Adrian Wiedmer stellt mit der Gebana AG Biowein her.

Seit seinem achtzehnten Lebensjahr macht Adrian Wiedmer Biowein, und er hat einen der erfolgreichsten Unihockeyclubs der Schweiz, Alligator Malans, mitgegründet – beides, so sagt der gebürtige Bündner, als er im Sitzungszimmer der von ihm geführten gebana AG in Zürich eine Flasche Wein öffnet, habe mit seiner heutigen Arbeit zu tun: «Damals war ich ein echter Öko-Fundi. Von Unternehmen, Märkten oder Handel hielt ich nichts.» Geändert habe sich das, als er mit Aufklebern für besagten Club einen kleinen Verdienst erzielte. «Damals war Unihockey neu und ich der einzige, der diese Sticker herstellte – sie fanden reissenden Absatz. Weil ich ungenutzte Potenziale, Anbieter und Nachfrager, effizient miteinander verbinden konnte. Heute leite ich eine Firma, die 600 Arbeitnehmer hat, über 90 Prozent davon auf der südlichen Halbkugel der Welt – aber im Prinzip mache ich weiterhin dasselbe.»

Die gebana startete als Verein in der Ostschweiz, wurde 1998 zur Aktiengesellschaft und gilt als Pionierin bei der Erstellung nachhaltiger globaler Handelsketten für Lebensmittel. «Weltweit ab Hof» lautet ihr Claim: Geschäftsmodell ist das Direktmarketing zwischen Produzent und Endkunde. Man eröffnete den ersten Online-Handel für biologisch angebaute und fair gehandelte Lebensmittel in der Schweiz und hat jüngst den Versuch gewagt, eine überschuldete Tochterfirma in Burkina Faso per Crowdordering zu sanieren. Das Mindestziel von 500000 Franken ist schon erreicht, was den Versuch zur grössten solchen Aktion der Schweiz macht.

Der Pinot Noir aus dem Klettgau ist unfiltriert nach demeter-Standards gemacht, aber nicht sein eigener, wie Wiedmer sagt. Wir stossen an, und dann frage ich den CEO, was denn seiner Meinung nach am «fairen Handel» fairer sei. «Weniger, als man denkt», antwortet Wiedmer, «Fair Trade ist nicht per se ‹gerechter›, die Margen ähnlich wie im Detailhandel.» Das Marketing der grossen Player suggeriere, beim Kauf von Fair-Trade-Produkten käme am Ende viel mehr Geld pro Banane bei den Bauern an, das Marketing der Pioniere umgekehrt, dass konventioneller Handel stets zum Nachteil letzterer sei. «Das stimmt so nicht.» Trotzdem gehe natürlich das Engagement der Branche weit über das vieler Händler hinaus.
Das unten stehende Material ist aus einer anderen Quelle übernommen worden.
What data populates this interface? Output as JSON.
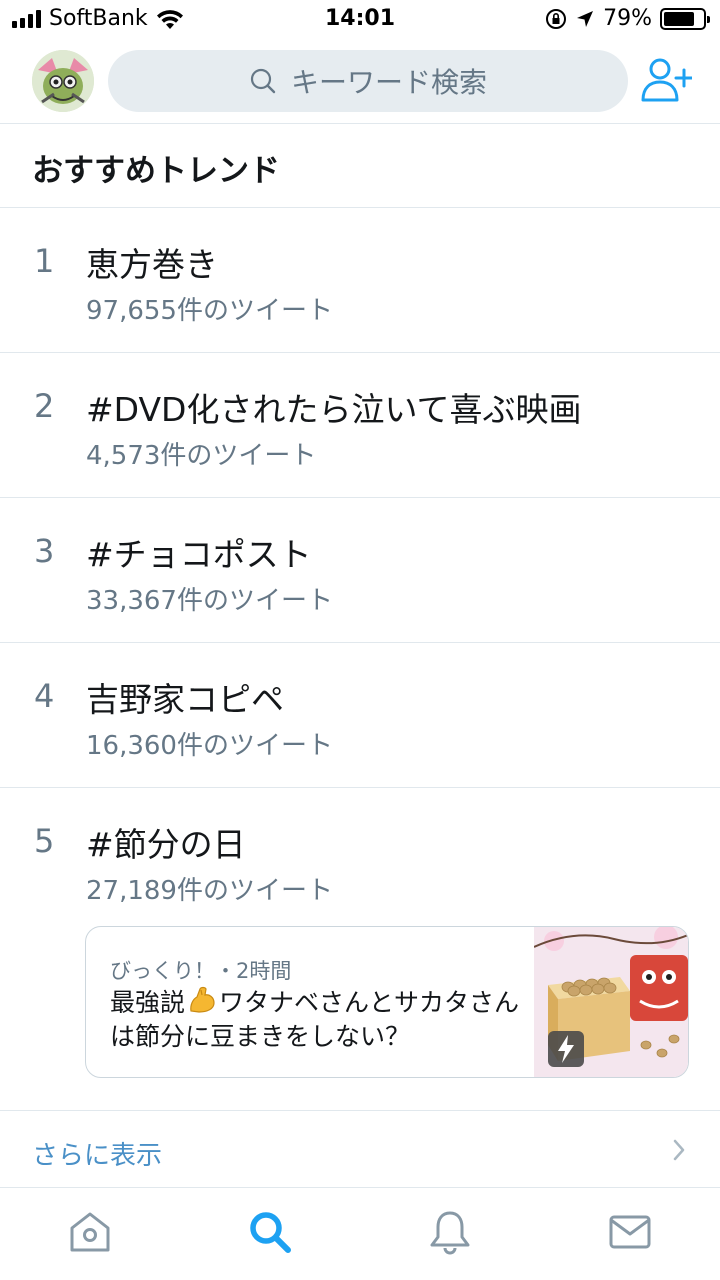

Ein Schlüssel für die Arbeit von gebana, sagt Wiedmer, sei die Effizienz, auch und gerade im Hinblick auf die eigene Online-Plattform: «Kunden können Lebensmittel hier schon vor der Ernte bestellen. Versendet werden sie direkt nach derselben, was den logistischen Aufwand minimiert.» Derweil gehe das Unternehmen bei den Produzenten über Investitionen in Vorleistung. «Das Risiko liegt bei uns, anders als bei den meisten Händlern: gibt es ein Problem, zieht deren Einkäufer einfach weiter – oft der sichere Ruin für den Bauern.»

Die Schweiz sei ein Pionierland in Sachen Nachhaltigkeit, gerade bei Lebensmitteln, sagt Wiedmer. «Heute wollen in der Schweiz mehr Menschen denn je bewusst einkaufen. Einerseits achtet man hierzulande traditionell mehr darauf, was man konsumiert, und die lange Handelstradition sorgt für innovative Firmen und Offenheit der Konsumenten. Wenn wir nun die günstigen Standortfaktoren nutzen, indem wir die steigenden Kundenbedürfnisse bedienen und gleichzeitig vor Ort das unternehmerische Risiko minimieren, so erzeugen wir direkt Wirkung.» Sich nur über ungleiche Verhältnisse zu beklagen, ändere hingegen nichts: «Viele von uns haben die 1:12-Initiative unterstützt, aber nicht daran gedacht, dass wir firmenintern mindestens ein 1:100-Problem bei den Salären haben – die ‹100› in Zürich, die ‹1› in der Verarbeitung in Afrika.»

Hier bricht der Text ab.